2. Un espace religieux fragmenté

Des études ont montré qu’il appartenait aux célébrations religieuses de gérer symboliquement l’intégration des structures communautaires du territoire d’une cité de type gréco-romain. Cela a été mis en évidence pour la partie occidentale de l’empire. Analysant une inscription commémorative, M. Dondin-Payre considère par exemple que le pagus Catuslouginiensis est l’un « des canaux à travers lesquels se manifeste la cité »599: canal religieux, en l’occurrence, pour cette inscription qui célèbre le financement d’un théâtre situé dans le Bois l’Abbé à 4 km au sud d’Eu et destiné à la célébration du culte des « puissances divines impériales » par un notable du chef-lieu. Ce modèle est-il pertinent pour saisir l’organisation religieuse de la Bekaa ? Le pagus connu par l’inscription de Niha permet-il de progresser sur la question de l’articulation entre Berytus et la Bekaa ? Enfin, quel rôle joue le culte héliopolitain dans l’architecture religieuse de la Bekaa ? Tenter de répondre à ces questions permettra de voir si la nouvelle « logique civique » contribue à organiser le territoire – et de quelle manière –, ou si les divinités topiques « fragmentent » le paysage religieux de la Bekaa indépendamment des limites civiques.

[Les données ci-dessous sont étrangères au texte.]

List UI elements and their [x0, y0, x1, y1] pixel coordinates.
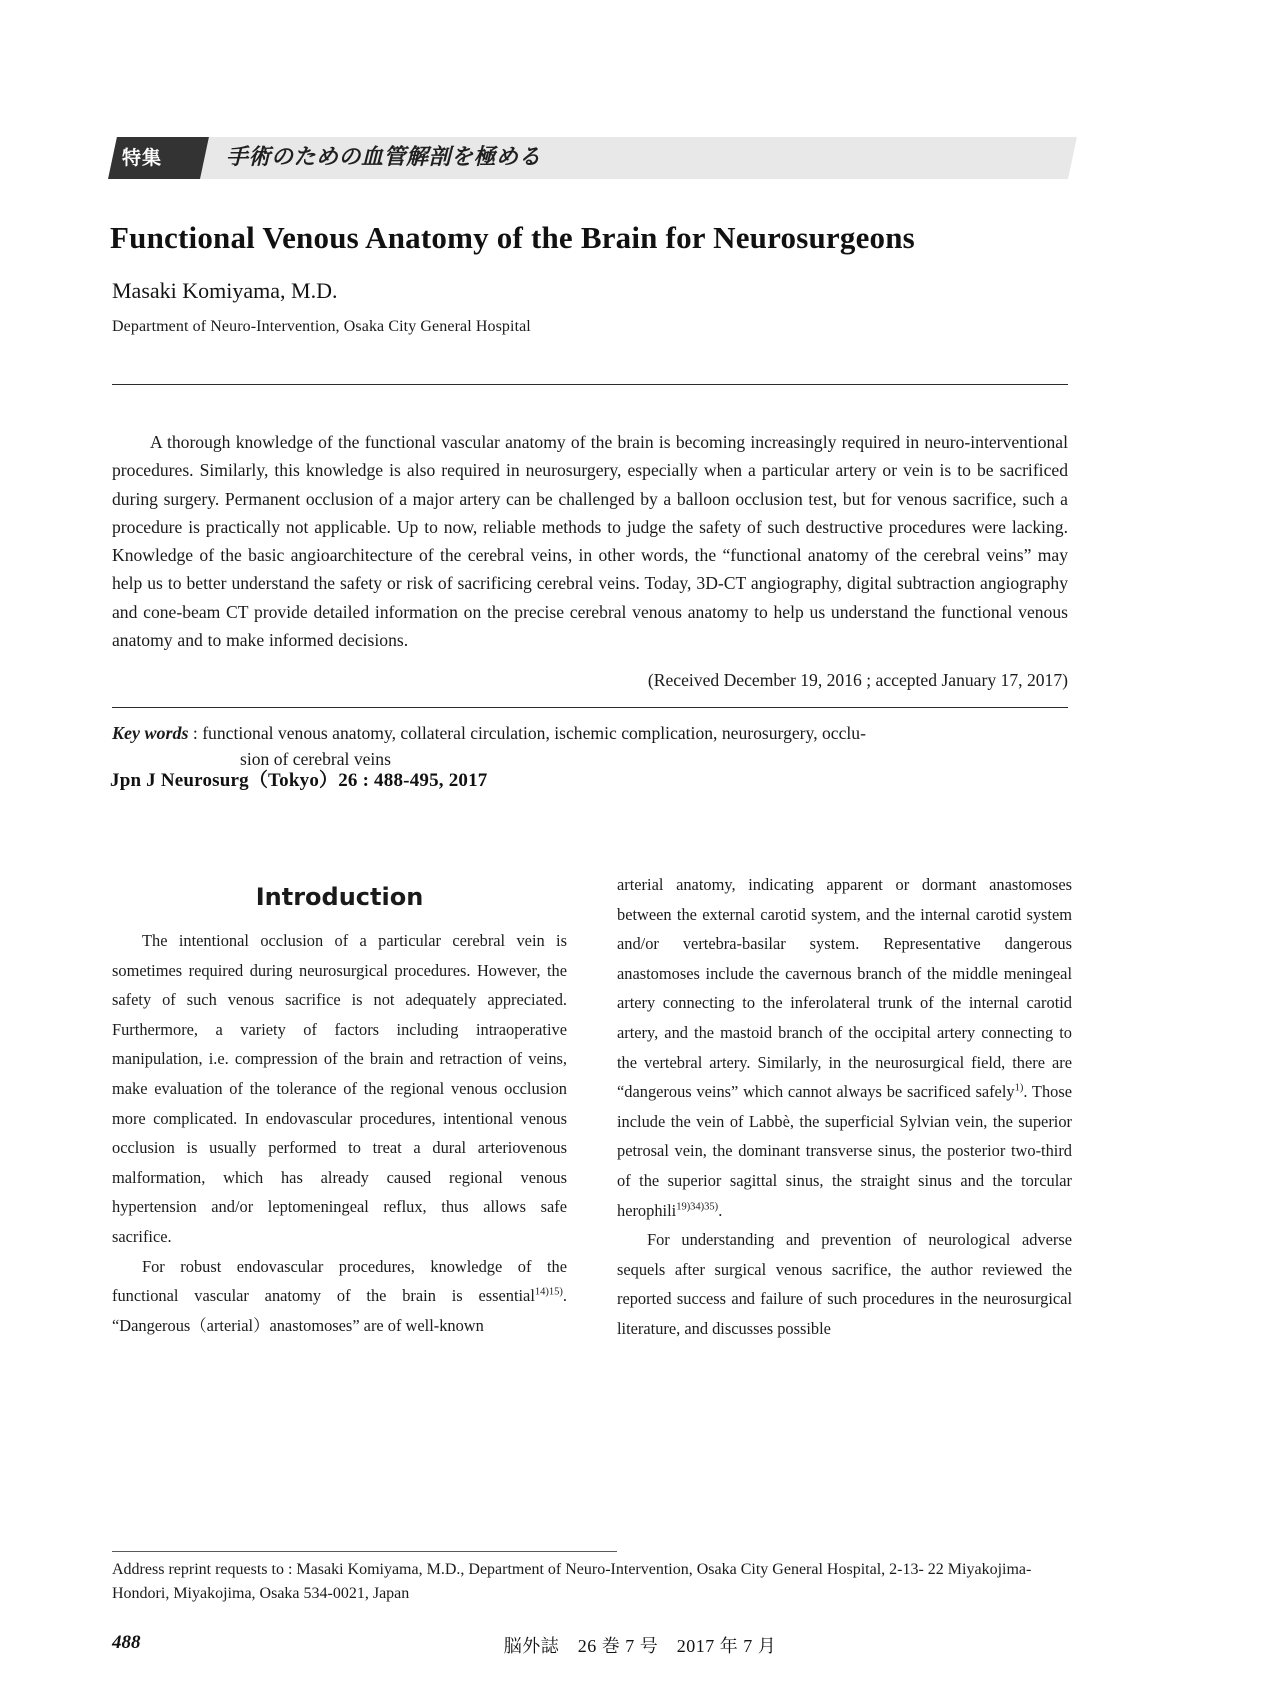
reprint-address-note: [112, 1558, 1072, 1606]
paragraph: For understanding and prevention of neurological adverse sequels after surgical venous sacrifice, the author reviewed the reported success and failure of such procedures in the neurosurgical literature, and discusses possible: [617, 1230, 1072, 1338]
divider-below-abstract: [112, 707, 1068, 708]
keywords-line-1: functional venous anatomy, collateral circulation, ischemic complication, neurosurgery, occlu-: [202, 723, 866, 743]
keywords-separator: :: [188, 723, 203, 743]
reference-marker: 19)34)35): [676, 1201, 719, 1213]
footnote-line-1: Address reprint requests to : Masaki Komiyama, M.D., Department of Neuro-Intervention, Osaka City General Hospital, 2-13-: [112, 1561, 924, 1578]
page-number: 488: [112, 1632, 141, 1653]
body-column-left: [112, 870, 567, 1340]
abstract-text: A thorough knowledge of the functional vascular anatomy of the brain is becoming increasingly required in neuro-interventional procedures. Similarly, this knowledge is also required in neurosurgery, especially when a particular artery or vein is to be sacrificed during surgery. Permanent occlusion of a major artery can be challenged by a balloon occlusion test, but for venous sacrifice, such a procedure is practically not applicable. Up to now, reliable methods to judge the safety of such destructive procedures were lacking. Knowledge of the basic angioarchitecture of the cerebral veins, in other words, the “functional anatomy of the cerebral veins” may help us to better understand the safety or risk of sacrificing cerebral veins. Today, 3D-CT angiography, digital subtraction angiography and cone-beam CT provide detailed information on the precise cerebral venous anatomy to help us understand the functional venous anatomy and to make informed decisions.: [112, 432, 1068, 651]
keywords-label: Key words: [112, 723, 189, 743]
banner-tag-label: 特集: [122, 147, 163, 169]
paragraph-text-b: . Those include the vein of Labbè, the superficial Sylvian vein, the superior petrosal vein, the dominant transverse sinus, the posterior two-third of the superior sagittal sinus, the straight sinus and the torcular herophili: [617, 1082, 1072, 1220]
feature-banner: [108, 137, 1068, 179]
section-heading-introduction: Introduction: [255, 883, 424, 911]
running-footer: 脳外誌 26 巻 7 号 2017 年 7 月: [503, 1636, 777, 1656]
paragraph: The intentional occlusion of a particular cerebral vein is sometimes required during neurosurgical procedures. However, the safety of such venous sacrifice is not adequately appreciated. Furthermore, a variety of factors including intraoperative manipulation, i.e. compression of the brain and retraction of veins, make evaluation of the tolerance of the regional venous occlusion more complicated. In endovascular procedures, intentional venous occlusion is usually performed to treat a dural arteriovenous malformation, which has already caused regional venous hypertension and/or leptomeningeal reflux, thus allows safe sacrifice.: [112, 931, 567, 1246]
paragraph: [617, 870, 1072, 1225]
paragraph-text-b: . “Dangerous（arterial）anastomoses” are of well-known: [112, 1286, 567, 1335]
author-name: Masaki Komiyama, M.D.: [112, 278, 338, 303]
paragraph: [112, 1252, 567, 1341]
page-title: Functional Venous Anatomy of the Brain for Neurosurgeons: [110, 219, 915, 255]
banner-feature-title: 手術のための血管解剖を極める: [226, 145, 542, 170]
paragraph-text-a: arterial anatomy, indicating apparent or dormant anastomoses between the external carotid system, and the internal carotid system and/or vertebra-basilar system. Representative dangerous anastomoses include the cavernous branch of the middle meningeal artery connecting to the inferolateral trunk of the internal carotid artery, and the mastoid branch of the occipital artery connecting to the vertebral artery. Similarly, in the neurosurgical field, there are “dangerous veins” which cannot always be sacrificed safely: [617, 875, 1072, 1102]
journal-citation: Jpn J Neurosurg（Tokyo）26 : 488-495, 2017: [110, 770, 488, 791]
keywords-block: [112, 720, 1070, 772]
paragraph-text-c: .: [718, 1200, 723, 1220]
body-column-right: [617, 870, 1072, 1344]
footnote-line-2: 22 Miyakojima-Hondori, Miyakojima, Osaka 534-0021, Japan: [112, 1561, 1032, 1602]
reference-marker: 1): [1014, 1082, 1024, 1094]
received-accepted-line: (Received December 19, 2016 ; accepted January 17, 2017): [647, 670, 1068, 690]
footnote-divider: [112, 1551, 617, 1552]
reference-marker: 14)15): [534, 1286, 563, 1298]
author-affiliation: Department of Neuro-Intervention, Osaka City General Hospital: [112, 318, 531, 335]
divider-above-abstract: [112, 384, 1068, 385]
keywords-line-2: sion of cerebral veins: [240, 749, 391, 769]
paragraph-text-a: For robust endovascular procedures, knowledge of the functional vascular anatomy of the brain is essential: [112, 1256, 567, 1306]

Quel fonctionnement religieux pour Niha ?

La tradition historiographique identifie d’emblée l’actuelle Niha, où se dressent encore deux temples imposants600, et le pagus Augustus qui y a honoré la dea Suria Nihatena. Il me semble plus prudent de souligner l’impossibilité, en l’état actuel de la documentation, à mettre en rapport avec certitude ces deux entités. La déesse préside aux destinées de l’agglomération comme l’affichent son iconographie et l’épiclèse601. Le théonyme conserve un topique que la dénomination du pagus n’enregistrait pas. Il est donc possible que le pagus Augustus désigne une subdivision territoriale et que les autorités en charge du pagus aient choisi de rendre hommage à la divinité tutélaire d’une localité importante (celle d’un hypothétique « vicus Nihathenus ») de l’espace ainsi géré. Si le pagus Augustus se confondait néanmoins avec l’agglomération localisée par l’actuelle Niha, suivant la communis opinio, la déesse ne serait pas éponyme, mais elle jouerait le rôle de conservatoire d’un topique qui aurait ressurgi après la période romaine. Dans ce cas la dea Suria Nihatena aurait la même fonction protectrice ou tutélaire que le genius pagi dans nombre de pagi de la partie occidentale de l’empire ou dans la colonie de

599

DONDIN-PAYRE2006, p. 141. Sur cette question, voir aussi SCHEID1991a, p. 50-52.

600

Cf. annexe, fig. 48 à 50.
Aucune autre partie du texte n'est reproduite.